Data Quality Tips from Our Experts
DQT Assistant Manager
Increasing the Speed of Melissa Data Libraries
There are several architectural/language/optimization changes that can speed up processing. They are listed here in order with suggestions most likely to increase speed at the top. Of course, these are not the only measures one can take to increase speed but from our experience, these are the most effective.
1. Make sure you are using 1 object per batch process.
You only need to initialize one instance of an object to process a batch list. Make sure that you are not creating a new instance and re-initializing for every record unless you absolutely have to.
2. Move to a more optimized programming language.
The fastest language to use is C++ because our components are written in C++. However, any modern Object Oriented language will provide fairly similar speeds. The main exception is T-SQL. SQL Server was not designed to use third party components as fast, and will process contact data anywhere from three to 10 times slower. If your data is stored in SQL, we recommend you invoke and use our components in another programming language (like C#, VB.NET, C++, Java) and create a connection to the SQL Server to retrieve and store the data. Additionally, sometimes the time taken for selects, inserts, and/or updates gets confused for processing time of our components when they alone account for a significant portion of the overall time.
3. Order the data by ZIP Code™.
The source data we used to verify and look up addresses information is stored in ZIP Code order. So, if your data is also in ZIP Code order, there will be less data being moved in and out of cache, speeding up processing time.
4. Increase memory (RAM) or improve other hardware.
If you have 1 GB of memory or less, increasing to 2 or 4 GB can significantly increase processing speed. This is the easiest and most effective way to increase speed from hardware. Another hardware upgrade options are is to use a faster hard drive (SCSI or solid state).

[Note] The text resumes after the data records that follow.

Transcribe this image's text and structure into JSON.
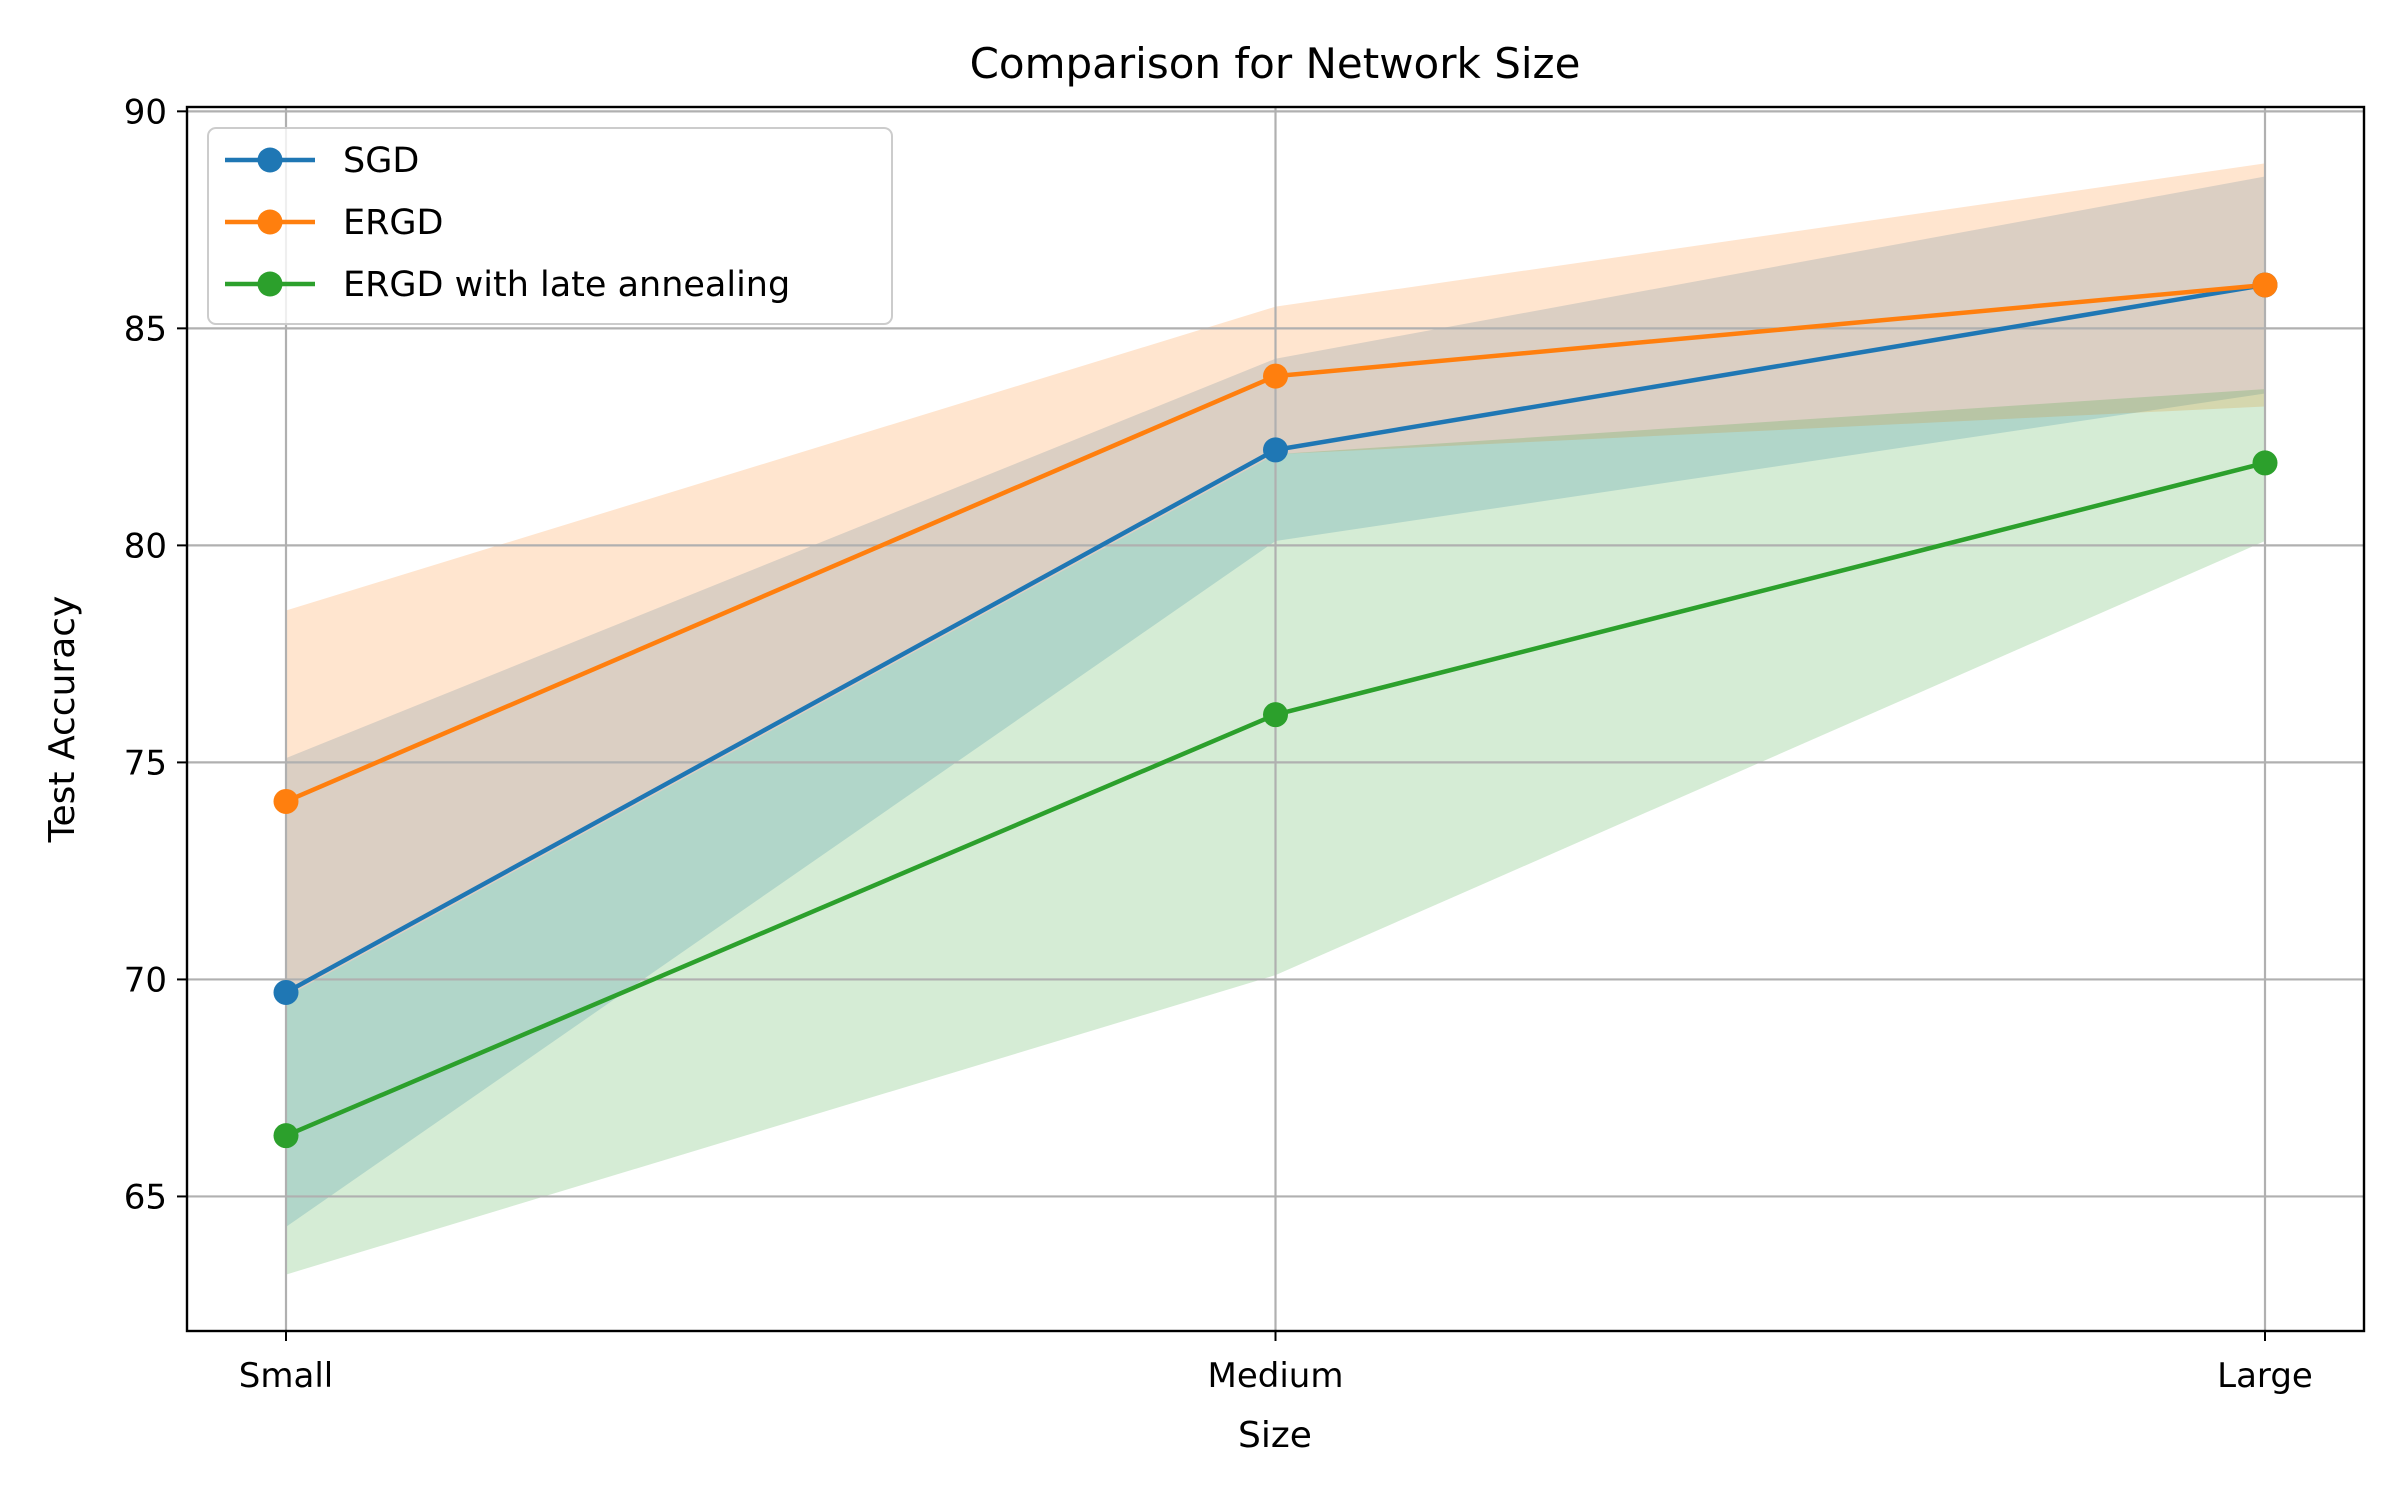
{
  "chart_data": {
    "type": "line",
    "title": "Comparison for Network Size",
    "xlabel": "Size",
    "ylabel": "Test Accuracy",
    "categories": [
      "Small",
      "Medium",
      "Large"
    ],
    "ylim": [
      61.9,
      90.1
    ],
    "yticks": [
      65,
      70,
      75,
      80,
      85,
      90
    ],
    "grid": true,
    "legend_position": "upper-left",
    "series": [
      {
        "name": "SGD",
        "color": "#1f77b4",
        "band_color": "#1f77b4",
        "band_opacity": 0.2,
        "values": [
          69.7,
          82.2,
          86.0
        ],
        "lower": [
          64.3,
          80.1,
          83.5
        ],
        "upper": [
          75.1,
          84.3,
          88.5
        ]
      },
      {
        "name": "ERGD",
        "color": "#ff7f0e",
        "band_color": "#ff7f0e",
        "band_opacity": 0.2,
        "values": [
          74.1,
          83.9,
          86.0
        ],
        "lower": [
          69.6,
          82.1,
          83.2
        ],
        "upper": [
          78.5,
          85.5,
          88.8
        ]
      },
      {
        "name": "ERGD with late annealing",
        "color": "#2ca02c",
        "band_color": "#2ca02c",
        "band_opacity": 0.2,
        "values": [
          66.4,
          76.1,
          81.9
        ],
        "lower": [
          63.2,
          70.1,
          80.1
        ],
        "upper": [
          69.6,
          82.1,
          83.6
        ]
      }
    ]
  }
}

Our components are thread safe and can have multiple instances running in multiple threads. Having additional threads will allow you to take full advantage of CPU time as well as multiple cores. Adding threads will increase processing (up to a certain point) but each additional thread will provide diminishing value. We recommend 2-3 threads per core.
Disclaimer: Do not use multi-threading until you are comfortable and experienced with it. Data access of our components are thread safe but you must maintain thread safety for accessing our libraries. Rule of thumb: one thread per instance.
6. Cut out COM Interop.
Our windows components are available in two flavors, COM and standard dll. They both have the same core verification engine but the COM version has a COM Interop layer to facilitate communication with many popular programming languages. If you are experienced with COM vs non-COM, you may look into using the standard dll to remove the COM Interop layer and reduce the amount of data marshalling. For .NET users, both the COM (samples directory) and the standard dll (interfaces/NET directory) sample codes are available.